Examples cited include elder-care robots in nursing facilities thought to slow the progression of dementia, and residents confiding in a hairless robot in ways they might not with human caregivers. For children with autism, robots equipped with supportive programs have shown meaningful improvements in activity engagement. The discussion also covers darker uses and implications, noting that in warfare, robots can be deployed to kill or be sacrificed, raising concerns about dehumanization and the ethics of outsourcing violence.
A central tension the author highlights is that robots, by design, do not tire, do not judge, and do not resist. This can erode the social and moral reflexes humans rely on to treat others with respect, and it can normalize relationships that substitute convenience for genuine human connection. The book also questions how people might come to prefer robotic companionship over human interaction, potentially widening social gaps rather than bridging them.
The author emphasizes that much of the problem—if problems emerge in the first place—stems from human choices, not the machines themselves. As deep-learning and other AI capabilities are embedded in robotic systems, there is a risk that robots will absorb and echo the worst elements of human behavior. The author warns that without proactive study of the individual, family, and societal impacts before broad adoption, market forces risk defining what robots do instead of thoughtful policy shaping their roles.

For U.S. readers, the book’s themes carry clear relevance. The United States faces aging demographics and rising demand for elder-care solutions, alongside a robust market for consumer and industrial robotics and ongoing debates about AI ethics and security. The discussion also touches on how technology reshapes culture, education, and labor, and it underscores the need for early, careful research to guide policy, regulation, and investment in robotic systems that will touch Americans’ daily lives, jobs, and safety.

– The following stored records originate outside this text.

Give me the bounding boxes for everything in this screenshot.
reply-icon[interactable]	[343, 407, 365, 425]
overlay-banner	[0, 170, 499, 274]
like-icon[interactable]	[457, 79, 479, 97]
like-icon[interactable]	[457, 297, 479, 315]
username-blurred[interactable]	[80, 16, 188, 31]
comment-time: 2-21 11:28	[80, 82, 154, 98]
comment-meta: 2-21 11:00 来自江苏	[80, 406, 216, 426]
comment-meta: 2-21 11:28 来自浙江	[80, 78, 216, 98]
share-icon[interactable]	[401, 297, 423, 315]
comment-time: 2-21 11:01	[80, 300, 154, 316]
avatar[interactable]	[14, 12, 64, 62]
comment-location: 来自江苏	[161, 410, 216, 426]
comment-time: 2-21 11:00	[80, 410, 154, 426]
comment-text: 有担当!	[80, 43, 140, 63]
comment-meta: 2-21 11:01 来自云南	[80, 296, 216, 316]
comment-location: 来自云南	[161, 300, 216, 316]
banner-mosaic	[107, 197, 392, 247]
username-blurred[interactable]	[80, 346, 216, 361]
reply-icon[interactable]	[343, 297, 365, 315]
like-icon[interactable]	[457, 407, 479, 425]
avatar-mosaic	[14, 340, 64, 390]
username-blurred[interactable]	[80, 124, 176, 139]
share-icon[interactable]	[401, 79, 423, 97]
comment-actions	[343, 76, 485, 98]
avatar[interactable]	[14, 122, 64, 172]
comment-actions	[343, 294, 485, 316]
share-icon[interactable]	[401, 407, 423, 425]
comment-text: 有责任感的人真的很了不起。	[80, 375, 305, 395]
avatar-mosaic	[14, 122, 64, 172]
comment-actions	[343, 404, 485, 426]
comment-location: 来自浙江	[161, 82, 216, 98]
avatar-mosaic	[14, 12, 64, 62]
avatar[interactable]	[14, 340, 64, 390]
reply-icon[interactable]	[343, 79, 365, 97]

Context matters for non-Korean audiences: Hyunsansa is a notable Korean publisher known for science writing, and Kim Chang-gyu is credited as the translator for this edition. The book’s examples span settings common in South Korea, including care facilities and consumer robots, while its broader questions about human-robot relations, governance, and market-driven outcomes speak to global audiences navigating similar transitions in technology and society.